Publié le 03/04/2009

Le 27 mars 2009 marquait le 40e anniversaire de l’expropriation de Mirabel. Dans une cérémonie commémorative empreinte d’émotions et de souvenirs, ils étaient des dizaines à s’être réunis à la salle communautaire Georges-Duquet de Sainte-Scholastique, là même où 40 ans plus tôt, précisément à 14 h 25, le ministre Jean Marchand annonçait officiellement l’expropriation d’un territoire aussi grand que l’île de Laval pour la construction d’un aéroport international, soit 97 000 acres de terrain.

La plus vaste superficie jamais expropriée au monde pour un aéroport. En tout, 14 municipalités étaient visées et 3 126 propriétaires, soit plus de 10 000 personnes directement touchées. Tout ça pour un aéroport qui, tristement et comme tout le monde la sait, a depuis fermé ses portes. «À l’automne 1968, nous vivions notre rêve. Nous étions sur le chemin de la réussite et nous étions fiers de notre route. Il ne nous restait qu’à continuer», ont raconté Carmelle et Fernand Ladouceur. Le 27 mars 1969, c’est par la radio que Mme Ladouceur a appris que sa famille était expropriée. «Soudain, tout s’est écroulé», s’est-elle rappelée.

Avec pour thème: Une leçon d’histoire et de solidarité, la cérémonie se voulait un rappel des grandes étapes du mouvement des expropriés de 1969 à aujourd’hui.

Ponctuée de témoignages au cours desquels 40 coups de gong ont été frappés, la cérémonie a permis un rappel des principaux évènements qui ont marqué le mouvement de solidarité des expropriés, du difficile regroupement des expropriés (1969-1972), à la réappropriation du territoire, phase I (1981 à 1984) et phase II (laquelle s’est terminée le 13 décembre 2006, au moment où le premier ministre du Canada, Stephen Harper, a annoncé la deuxième rétrocession des terres), en passant par le réveil rural de Mirabel (1973 à 1975), à la recherche de solutions – locataires à vie? (1976 à 1980), et la mobilisation des expropriés pour reprendre leurs terres (1981 à 1984).

Le temps de pardonner

Parmi les gens qui ont accepté de prendre la parole, il y a eu, entre autres, la fille de Jean-Paul Raymond, Martine, qui a profité de la tribune pour rendre hommage à son père, «Merci pour ta soif de la justice», et Rita Lafond, pour qui le temps de pardonner est maintenant arrivé. «Plus je vieillis, moins ça me tente de retourner dans ce dossier. Et bien que les traces de cette expropriation soient imprégnées dans nos familles, pour notre propre paix, c’est important de pardonner. Plusieurs ont d’ailleurs commencé à le faire», a-t-elle exprimé.

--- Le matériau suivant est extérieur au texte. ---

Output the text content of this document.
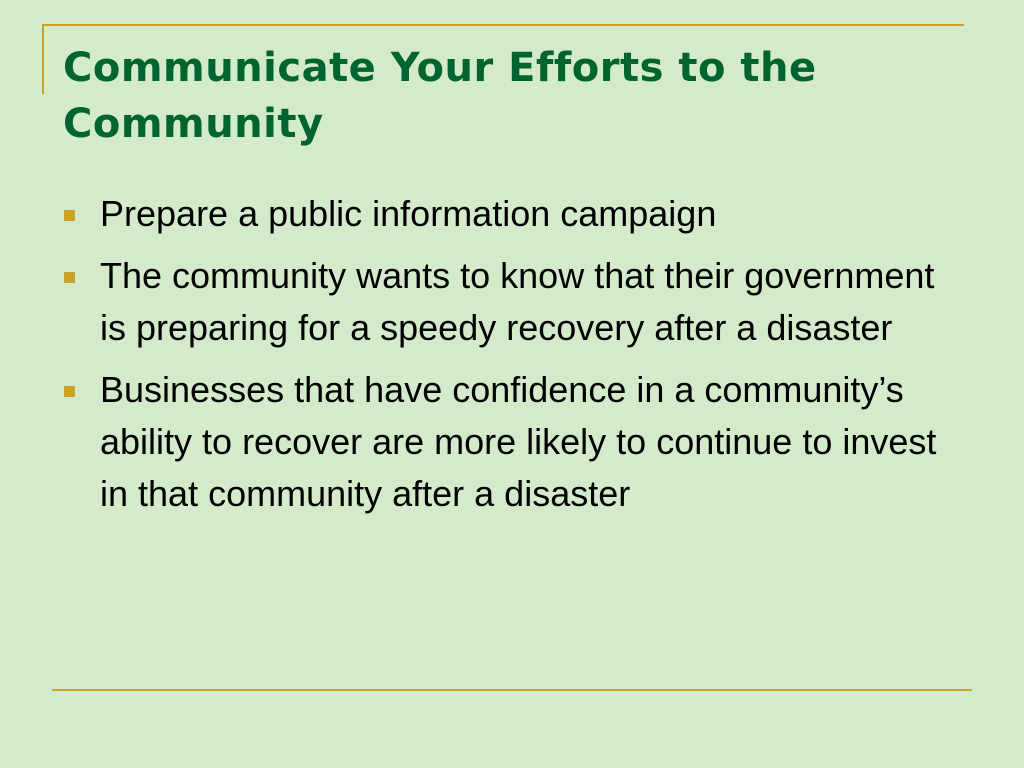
Communicate Your Efforts to the Community
Prepare a public information campaign
The community wants to know that their government is preparing for a speedy recovery after a disaster
Businesses that have confidence in a community’s ability to recover are more likely to continue to invest in that community after a disaster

Pardonner malgré la colère qui gronde toujours devant les gestes qui ont été posés, devant les décisions qui ont été prises sans égard aux gens qui habitaient cette région, et malgré le fait surtout que, depuis 40 ans, jamais aucune excuse n’a été faite à qui que ce soit, ni de quelconque façon. «Quand je repense à tout ça, j’ai encore un goût âcre dans la bouche. Mais ce qui me reste de plus important, c’est cette belle, grande et extraordinaire solidarité qui s’est installée entre nous, des plus jeunes aux plus vieux», a-t-elle résumé.

Une solidarité qui leur aura permis de se rendre jusqu’à la revente des terres inutilisées, plusieurs décennies plus tard. En partie, à tout le moins puisque la dernière rétrocession annoncée par M. Harper en décembre 2006 n’est toujours pas conclue.